Kindergedankenwelt

Original-Selbstbildnis von Steph aus dem Jahr 1983 – MIT Bauchnabel

In die Gedankenwelt der Kinder abzutauchen, kann so schön sein. Ich befand mich in meinem ersten Ausbildungsjahr zur staatlich anerkannten Erzieherin, da beobachtete ich zwei fünfjährige Mädchen beim Spielen mit ihren Puppen. Folgender Dialog entstand:

Anna: „Toll wie die Haare an der Puppe festbleiben, nee?“

Birte: „Ja das ist toll. Das ist nämlich wie bei uns Menschen.“ Gespannt lauschte ich weiter.

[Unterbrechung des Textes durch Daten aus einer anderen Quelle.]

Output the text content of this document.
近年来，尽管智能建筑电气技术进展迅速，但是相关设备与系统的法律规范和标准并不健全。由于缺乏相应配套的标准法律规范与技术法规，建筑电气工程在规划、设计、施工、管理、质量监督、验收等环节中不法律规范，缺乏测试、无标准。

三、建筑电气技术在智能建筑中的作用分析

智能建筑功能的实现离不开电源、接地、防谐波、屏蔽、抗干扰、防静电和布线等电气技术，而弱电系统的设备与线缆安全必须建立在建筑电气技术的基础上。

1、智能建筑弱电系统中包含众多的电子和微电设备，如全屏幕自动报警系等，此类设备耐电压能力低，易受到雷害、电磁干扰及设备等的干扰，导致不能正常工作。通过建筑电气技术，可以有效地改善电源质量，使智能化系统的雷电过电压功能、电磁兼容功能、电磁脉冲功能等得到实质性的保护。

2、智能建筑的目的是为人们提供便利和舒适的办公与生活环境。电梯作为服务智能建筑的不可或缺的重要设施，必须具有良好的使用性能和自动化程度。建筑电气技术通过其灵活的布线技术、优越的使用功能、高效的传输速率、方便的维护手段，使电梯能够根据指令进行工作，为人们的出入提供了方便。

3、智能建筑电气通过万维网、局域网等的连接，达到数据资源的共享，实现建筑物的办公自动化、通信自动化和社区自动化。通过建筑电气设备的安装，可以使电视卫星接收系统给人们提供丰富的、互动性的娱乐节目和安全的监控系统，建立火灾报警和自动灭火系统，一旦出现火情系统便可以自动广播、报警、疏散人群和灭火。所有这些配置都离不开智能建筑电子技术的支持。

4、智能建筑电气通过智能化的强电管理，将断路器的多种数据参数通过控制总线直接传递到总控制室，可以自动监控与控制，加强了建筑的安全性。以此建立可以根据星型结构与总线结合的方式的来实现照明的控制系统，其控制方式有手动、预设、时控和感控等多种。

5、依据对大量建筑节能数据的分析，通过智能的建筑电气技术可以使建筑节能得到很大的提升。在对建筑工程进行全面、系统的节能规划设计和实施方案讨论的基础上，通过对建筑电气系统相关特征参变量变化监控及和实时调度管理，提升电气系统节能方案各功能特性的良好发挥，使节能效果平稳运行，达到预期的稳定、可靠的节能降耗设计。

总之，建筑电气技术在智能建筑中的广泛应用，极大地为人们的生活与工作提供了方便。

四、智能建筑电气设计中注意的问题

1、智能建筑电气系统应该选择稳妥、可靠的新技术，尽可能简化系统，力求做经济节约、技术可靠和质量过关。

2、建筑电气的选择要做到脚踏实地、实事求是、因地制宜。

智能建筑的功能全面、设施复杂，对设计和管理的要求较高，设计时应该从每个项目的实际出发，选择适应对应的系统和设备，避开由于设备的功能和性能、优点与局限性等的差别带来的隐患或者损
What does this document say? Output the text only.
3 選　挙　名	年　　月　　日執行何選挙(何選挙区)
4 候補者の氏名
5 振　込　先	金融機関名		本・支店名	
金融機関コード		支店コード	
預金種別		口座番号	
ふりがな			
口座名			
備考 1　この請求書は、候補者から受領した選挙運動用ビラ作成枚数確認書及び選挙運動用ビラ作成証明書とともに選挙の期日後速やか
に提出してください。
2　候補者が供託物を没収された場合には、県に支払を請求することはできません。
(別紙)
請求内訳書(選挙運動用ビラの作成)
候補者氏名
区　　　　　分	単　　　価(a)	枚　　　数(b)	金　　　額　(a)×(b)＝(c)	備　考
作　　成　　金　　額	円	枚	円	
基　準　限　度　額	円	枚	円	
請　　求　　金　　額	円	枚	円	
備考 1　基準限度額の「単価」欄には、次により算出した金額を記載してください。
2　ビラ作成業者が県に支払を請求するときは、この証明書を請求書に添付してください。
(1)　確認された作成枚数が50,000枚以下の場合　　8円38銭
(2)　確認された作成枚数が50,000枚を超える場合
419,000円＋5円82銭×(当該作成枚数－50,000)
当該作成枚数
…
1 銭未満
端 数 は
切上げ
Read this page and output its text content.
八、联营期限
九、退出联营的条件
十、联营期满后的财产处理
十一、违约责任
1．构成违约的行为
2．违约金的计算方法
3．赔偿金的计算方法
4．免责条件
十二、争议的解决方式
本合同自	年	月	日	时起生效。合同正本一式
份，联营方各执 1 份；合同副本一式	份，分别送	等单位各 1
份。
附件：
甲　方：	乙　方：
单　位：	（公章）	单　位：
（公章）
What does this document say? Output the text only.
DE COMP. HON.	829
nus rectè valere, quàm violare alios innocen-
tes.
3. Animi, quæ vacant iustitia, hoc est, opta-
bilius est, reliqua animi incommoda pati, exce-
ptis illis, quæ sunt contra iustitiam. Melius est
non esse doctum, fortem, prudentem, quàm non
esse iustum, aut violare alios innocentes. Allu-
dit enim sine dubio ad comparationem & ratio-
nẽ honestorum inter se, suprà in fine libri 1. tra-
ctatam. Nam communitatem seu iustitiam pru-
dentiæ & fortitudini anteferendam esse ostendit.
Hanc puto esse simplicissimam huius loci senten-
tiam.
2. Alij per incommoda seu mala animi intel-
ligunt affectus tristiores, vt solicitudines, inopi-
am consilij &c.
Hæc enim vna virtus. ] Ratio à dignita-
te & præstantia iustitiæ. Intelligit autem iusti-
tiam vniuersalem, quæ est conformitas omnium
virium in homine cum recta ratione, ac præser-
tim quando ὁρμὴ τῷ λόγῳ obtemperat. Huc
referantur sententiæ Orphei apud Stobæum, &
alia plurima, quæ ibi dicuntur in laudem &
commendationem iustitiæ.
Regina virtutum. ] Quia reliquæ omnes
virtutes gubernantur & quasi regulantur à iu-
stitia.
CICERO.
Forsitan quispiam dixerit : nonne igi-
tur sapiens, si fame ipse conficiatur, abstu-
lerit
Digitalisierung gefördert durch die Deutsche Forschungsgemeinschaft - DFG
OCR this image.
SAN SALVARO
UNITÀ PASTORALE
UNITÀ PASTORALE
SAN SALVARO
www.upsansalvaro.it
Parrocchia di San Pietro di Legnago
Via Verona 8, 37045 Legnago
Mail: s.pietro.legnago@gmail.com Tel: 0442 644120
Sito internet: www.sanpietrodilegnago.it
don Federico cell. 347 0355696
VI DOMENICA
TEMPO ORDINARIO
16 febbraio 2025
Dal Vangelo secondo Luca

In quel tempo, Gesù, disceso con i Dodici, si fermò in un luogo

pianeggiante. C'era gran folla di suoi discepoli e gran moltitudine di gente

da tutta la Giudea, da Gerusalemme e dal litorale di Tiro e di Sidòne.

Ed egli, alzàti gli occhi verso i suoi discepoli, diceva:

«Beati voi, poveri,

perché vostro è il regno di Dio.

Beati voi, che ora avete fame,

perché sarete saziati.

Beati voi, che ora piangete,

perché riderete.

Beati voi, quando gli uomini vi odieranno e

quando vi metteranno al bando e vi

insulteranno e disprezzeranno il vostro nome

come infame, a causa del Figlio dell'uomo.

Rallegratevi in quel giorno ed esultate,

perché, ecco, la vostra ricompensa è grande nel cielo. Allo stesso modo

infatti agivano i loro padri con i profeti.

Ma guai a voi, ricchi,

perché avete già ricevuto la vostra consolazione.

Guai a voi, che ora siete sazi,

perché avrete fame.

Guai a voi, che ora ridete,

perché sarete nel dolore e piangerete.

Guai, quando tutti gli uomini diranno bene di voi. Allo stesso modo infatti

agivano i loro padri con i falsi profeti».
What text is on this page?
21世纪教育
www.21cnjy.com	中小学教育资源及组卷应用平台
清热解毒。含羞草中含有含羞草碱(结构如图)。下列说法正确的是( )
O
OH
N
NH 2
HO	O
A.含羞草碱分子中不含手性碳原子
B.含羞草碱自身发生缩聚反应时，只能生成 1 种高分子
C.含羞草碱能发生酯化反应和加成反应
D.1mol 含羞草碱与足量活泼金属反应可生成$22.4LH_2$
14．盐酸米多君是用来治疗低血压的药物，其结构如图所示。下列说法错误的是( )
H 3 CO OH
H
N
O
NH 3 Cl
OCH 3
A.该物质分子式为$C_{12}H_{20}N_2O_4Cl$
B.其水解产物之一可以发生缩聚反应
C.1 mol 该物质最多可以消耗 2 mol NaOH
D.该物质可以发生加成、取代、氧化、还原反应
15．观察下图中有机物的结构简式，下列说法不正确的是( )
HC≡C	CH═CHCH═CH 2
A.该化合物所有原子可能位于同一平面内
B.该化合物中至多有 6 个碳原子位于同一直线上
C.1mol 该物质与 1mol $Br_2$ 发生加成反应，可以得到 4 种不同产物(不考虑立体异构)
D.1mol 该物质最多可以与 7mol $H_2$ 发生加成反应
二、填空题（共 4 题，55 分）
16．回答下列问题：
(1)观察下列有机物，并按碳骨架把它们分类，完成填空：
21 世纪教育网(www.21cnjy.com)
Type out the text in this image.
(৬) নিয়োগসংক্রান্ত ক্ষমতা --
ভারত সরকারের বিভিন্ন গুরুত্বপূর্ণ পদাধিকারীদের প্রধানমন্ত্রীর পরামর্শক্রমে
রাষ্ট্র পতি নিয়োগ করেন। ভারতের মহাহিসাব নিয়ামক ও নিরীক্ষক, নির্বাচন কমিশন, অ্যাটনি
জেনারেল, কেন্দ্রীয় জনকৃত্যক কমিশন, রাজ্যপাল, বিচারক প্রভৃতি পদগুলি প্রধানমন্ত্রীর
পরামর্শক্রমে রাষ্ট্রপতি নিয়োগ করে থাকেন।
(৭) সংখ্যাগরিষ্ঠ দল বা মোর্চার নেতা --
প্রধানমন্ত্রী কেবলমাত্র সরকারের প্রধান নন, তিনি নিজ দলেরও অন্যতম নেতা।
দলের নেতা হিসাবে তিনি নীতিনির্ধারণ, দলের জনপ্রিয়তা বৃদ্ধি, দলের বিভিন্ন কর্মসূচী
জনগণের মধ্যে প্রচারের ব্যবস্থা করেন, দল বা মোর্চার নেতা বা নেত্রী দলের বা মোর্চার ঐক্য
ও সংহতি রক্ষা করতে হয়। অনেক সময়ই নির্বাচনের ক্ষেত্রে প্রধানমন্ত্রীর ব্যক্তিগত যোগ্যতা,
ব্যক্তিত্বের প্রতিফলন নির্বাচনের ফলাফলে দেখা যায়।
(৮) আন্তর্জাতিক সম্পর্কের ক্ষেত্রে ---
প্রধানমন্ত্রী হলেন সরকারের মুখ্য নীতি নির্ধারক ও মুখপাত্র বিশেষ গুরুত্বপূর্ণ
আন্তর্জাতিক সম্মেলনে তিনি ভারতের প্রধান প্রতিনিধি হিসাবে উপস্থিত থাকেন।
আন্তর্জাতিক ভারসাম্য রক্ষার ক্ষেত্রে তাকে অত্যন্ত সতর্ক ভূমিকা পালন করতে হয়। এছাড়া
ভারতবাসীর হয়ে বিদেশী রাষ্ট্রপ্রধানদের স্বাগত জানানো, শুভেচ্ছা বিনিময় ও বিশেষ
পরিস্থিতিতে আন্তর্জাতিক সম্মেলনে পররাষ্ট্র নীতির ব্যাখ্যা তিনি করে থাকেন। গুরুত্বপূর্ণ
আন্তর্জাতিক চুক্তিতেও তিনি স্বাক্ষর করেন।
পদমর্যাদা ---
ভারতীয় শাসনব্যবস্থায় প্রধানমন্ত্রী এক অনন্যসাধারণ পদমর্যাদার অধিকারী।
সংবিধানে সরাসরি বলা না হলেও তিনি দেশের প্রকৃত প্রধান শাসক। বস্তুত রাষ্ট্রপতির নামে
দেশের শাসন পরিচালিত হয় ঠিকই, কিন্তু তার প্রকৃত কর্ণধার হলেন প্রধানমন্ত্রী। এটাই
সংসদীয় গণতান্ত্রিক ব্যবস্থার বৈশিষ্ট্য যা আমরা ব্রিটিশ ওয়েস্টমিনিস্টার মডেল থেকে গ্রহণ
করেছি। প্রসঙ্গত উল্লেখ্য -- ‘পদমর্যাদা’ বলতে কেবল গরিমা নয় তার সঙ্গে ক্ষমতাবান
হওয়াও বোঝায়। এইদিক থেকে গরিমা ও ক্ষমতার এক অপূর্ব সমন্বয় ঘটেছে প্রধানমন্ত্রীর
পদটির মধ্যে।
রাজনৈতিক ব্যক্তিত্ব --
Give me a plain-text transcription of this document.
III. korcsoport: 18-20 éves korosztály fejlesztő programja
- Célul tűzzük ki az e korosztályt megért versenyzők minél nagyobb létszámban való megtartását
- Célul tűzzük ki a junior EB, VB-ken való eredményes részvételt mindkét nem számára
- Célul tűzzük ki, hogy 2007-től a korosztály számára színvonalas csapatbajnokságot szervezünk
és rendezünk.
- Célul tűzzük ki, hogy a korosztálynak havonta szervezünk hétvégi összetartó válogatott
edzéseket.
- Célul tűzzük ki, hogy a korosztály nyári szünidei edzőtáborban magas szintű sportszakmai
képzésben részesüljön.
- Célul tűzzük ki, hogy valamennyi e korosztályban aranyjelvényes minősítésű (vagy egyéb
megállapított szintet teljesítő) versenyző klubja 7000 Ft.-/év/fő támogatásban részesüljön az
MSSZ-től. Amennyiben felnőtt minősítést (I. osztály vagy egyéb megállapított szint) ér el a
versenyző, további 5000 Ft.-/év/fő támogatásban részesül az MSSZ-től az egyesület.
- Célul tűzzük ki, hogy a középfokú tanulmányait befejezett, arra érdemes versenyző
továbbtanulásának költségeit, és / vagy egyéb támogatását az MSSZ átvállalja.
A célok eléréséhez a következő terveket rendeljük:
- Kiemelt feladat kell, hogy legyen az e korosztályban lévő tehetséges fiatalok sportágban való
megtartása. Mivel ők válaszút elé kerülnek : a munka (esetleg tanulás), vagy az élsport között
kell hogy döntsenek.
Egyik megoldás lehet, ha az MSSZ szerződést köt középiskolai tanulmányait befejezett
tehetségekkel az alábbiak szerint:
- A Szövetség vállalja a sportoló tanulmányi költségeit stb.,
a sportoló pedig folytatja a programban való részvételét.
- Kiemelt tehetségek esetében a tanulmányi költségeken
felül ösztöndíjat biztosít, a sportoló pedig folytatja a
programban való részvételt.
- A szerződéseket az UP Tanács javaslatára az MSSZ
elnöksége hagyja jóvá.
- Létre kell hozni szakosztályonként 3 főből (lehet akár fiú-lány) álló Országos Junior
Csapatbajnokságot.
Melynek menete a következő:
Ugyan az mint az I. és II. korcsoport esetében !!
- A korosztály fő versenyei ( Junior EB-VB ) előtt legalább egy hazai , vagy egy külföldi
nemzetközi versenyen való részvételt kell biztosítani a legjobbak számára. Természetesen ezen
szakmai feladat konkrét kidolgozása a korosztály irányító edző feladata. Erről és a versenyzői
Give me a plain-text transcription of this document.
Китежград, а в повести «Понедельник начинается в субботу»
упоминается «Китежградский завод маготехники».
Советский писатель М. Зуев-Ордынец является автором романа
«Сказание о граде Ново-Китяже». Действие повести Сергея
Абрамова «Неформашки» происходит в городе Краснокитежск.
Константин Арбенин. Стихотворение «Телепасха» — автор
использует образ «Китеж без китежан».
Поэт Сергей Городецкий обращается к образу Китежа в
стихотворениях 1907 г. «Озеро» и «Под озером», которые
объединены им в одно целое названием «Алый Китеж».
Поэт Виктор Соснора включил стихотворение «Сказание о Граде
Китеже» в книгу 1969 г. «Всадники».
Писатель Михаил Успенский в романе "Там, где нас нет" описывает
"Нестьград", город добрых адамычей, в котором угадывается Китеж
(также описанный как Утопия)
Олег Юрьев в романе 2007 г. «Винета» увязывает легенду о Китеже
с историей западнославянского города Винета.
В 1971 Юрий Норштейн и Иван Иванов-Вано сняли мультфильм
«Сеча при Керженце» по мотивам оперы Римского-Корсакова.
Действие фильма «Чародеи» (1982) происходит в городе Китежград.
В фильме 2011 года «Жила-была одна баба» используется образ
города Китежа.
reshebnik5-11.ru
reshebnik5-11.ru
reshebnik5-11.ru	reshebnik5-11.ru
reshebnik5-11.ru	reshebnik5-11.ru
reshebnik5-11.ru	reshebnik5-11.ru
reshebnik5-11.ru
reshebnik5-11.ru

Anna: „Unsere Katze hat manchmal Haarausfall.“

Birte: „Die ist ja auch kein Mensch. Bei Menschen fallen die Haare nicht aus!“

Anna: „Bei meiner Oma schon. Und die ist ein Mensch.“

Birte: „Nee, weil…weisst du warum? Weil…“ Sie nahm ihre Puppe, strich ihr die Haare zur Seite und zeigte auf die Punkte der Plastikkopfhaut, bevor sie antwortete: „Wir Menschen haben Löcher im Gehirn und da wachsen dann die Haare raus.“ Schmunzelnd schrieb ich mir diese für mich neue Nachricht in mein Notizblock, wo ich sie heute wiederfand und schon ratterte es in meinem Gehirn. Da gab es doch noch mehr. Wie hatte ICH die Welt eigentlich gesehen, als ich ein Kind war?

Dead Man Walking

Der Mann, mit dem meine Mutter zwei wunderbare Kinder hat, war in unserem Alltag nicht oft zugegen und das war sehr oft auch besser so. Ich musste mal mit ihm zum Kleidung kaufen zu C&A und sah, als wir den Laden betraten, zum ersten Mal eine Schaufensterpuppe. Nicht nur eine, es waren ganz viele. Sie hatten Perlenketten um den Hals, Strohhüte auf dem Kopf und bunte Blumenkleider an. Als haptischer Mensch wollte ich diese ungewöhnlichen Figuren anfassen, um sie besser begreifen zu können. Schon der Reformpädagoge Friedrich Fröbel sprach davon, dass Kinder be-greifen müssen, um begreifen zu können. Doch nicht mit diesem Mann an meiner Seite. „Wenn du die Puppen anfasst, laufen sie dir hinterher!“ sagte er und damit war bei ihm alles gesagt. Ich hatte diese Schaufensterdinger nicht anzurühren. Angstvoll hielt ich mich jahrelang an dieses Verbot.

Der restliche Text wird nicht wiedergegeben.